There is definitely a line where experimentation can go too far, though, at least for me. If the form of the story is so creative and different that I can’t understand or follow it, then even if I might appreciate what the writer was trying to do, it might not really work for me as a story. I’d say I’m probably a six on your scale.  
6) If you could speak directly to a potential submitter as a voice in their head, like their 'submission conscience', neither angel nor devil but bookish nerd that wants the person to have the best chance with their submission as possible, what would you want them to be sure to do or consider when submitting? 
TL;DR Please consider this when submitting.
Just do your best to follow the guidelines. I keep word counts slightly flexible on purpose. If I say I’ll read stories up to 4,000 words, and you've got your story exactly where you want it at 4,005 words, I don’t want you to shave off five of them to fit what is in reality a pretty arbitrary number. I like to see what people want to show me. 

That said, this is an online journal, and I typically publish shorter pieces. They are easier to read in an online format. Please don’t send me novels or other book manuscripts, a 10,000-word story, a series of twenty epic poems, or anything that goes too far beyond the bounds of what the guidelines suggest.  

Obviously, as with any journal, if you are simultaneously submitting, and one of your pieces gets accepted elsewhere, please withdraw it as soon as possible. 

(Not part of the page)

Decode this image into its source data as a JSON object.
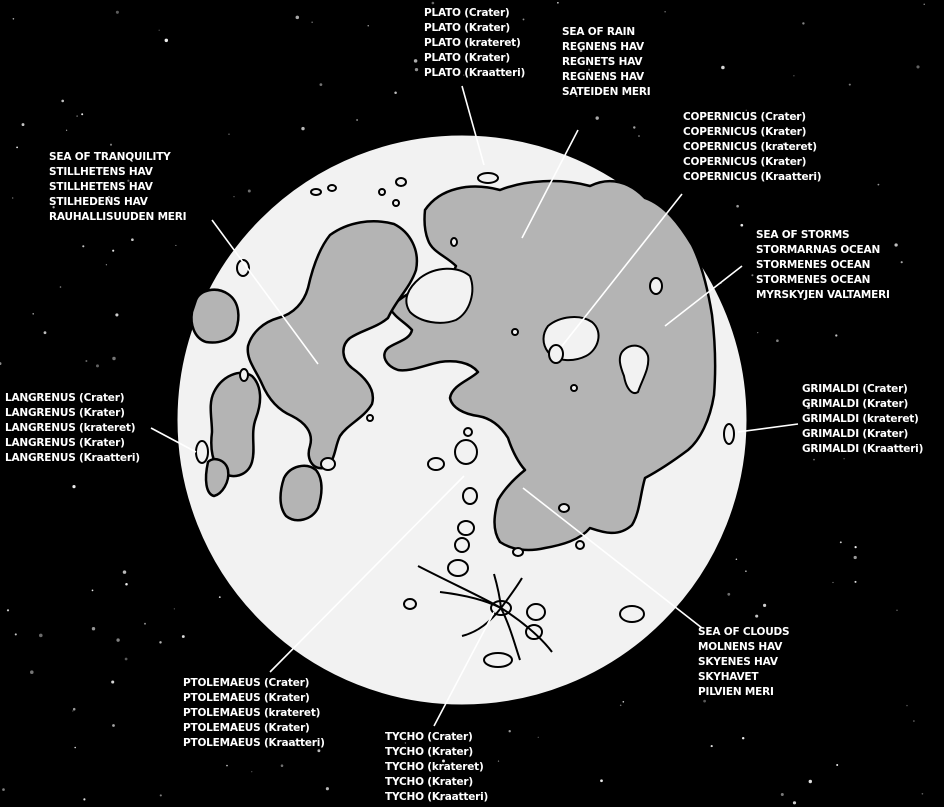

Other than that, as long as it fits the guidelines, go ahead and try; I’m open to a lot of different topics and forms of writing. It may already be apparent here, but I appreciate both a “less is more” and a “more is more” aesthetic, in a lot of different ways. 

For less experienced writers, I just want to add that rejection is unfortunately a big part of the submission process, both for writers and for editors. I don’t like turning down work, but the fact is that I read hundreds of submissions for every one that I accept. If you submit to the Apple Valley Review, and your piece isn’t accepted, but you have another that you think might be a good fit, please feel free to try us again. You’re not bothering me! I like to read. 


At this point our spy realized that Leah Browning had slowly been walking backwards during their conversation and as she finished her final answer, expertly timed and in stride, she stepped inside her door and slammed it on our spy's face. I have done it, it's a spy after all, and in all honesty Leah Browning was a gracious host. But not every journal will be quite so accommodating—because of that we'll keep reporting back from the various assignments of our Spy in the Slushpile.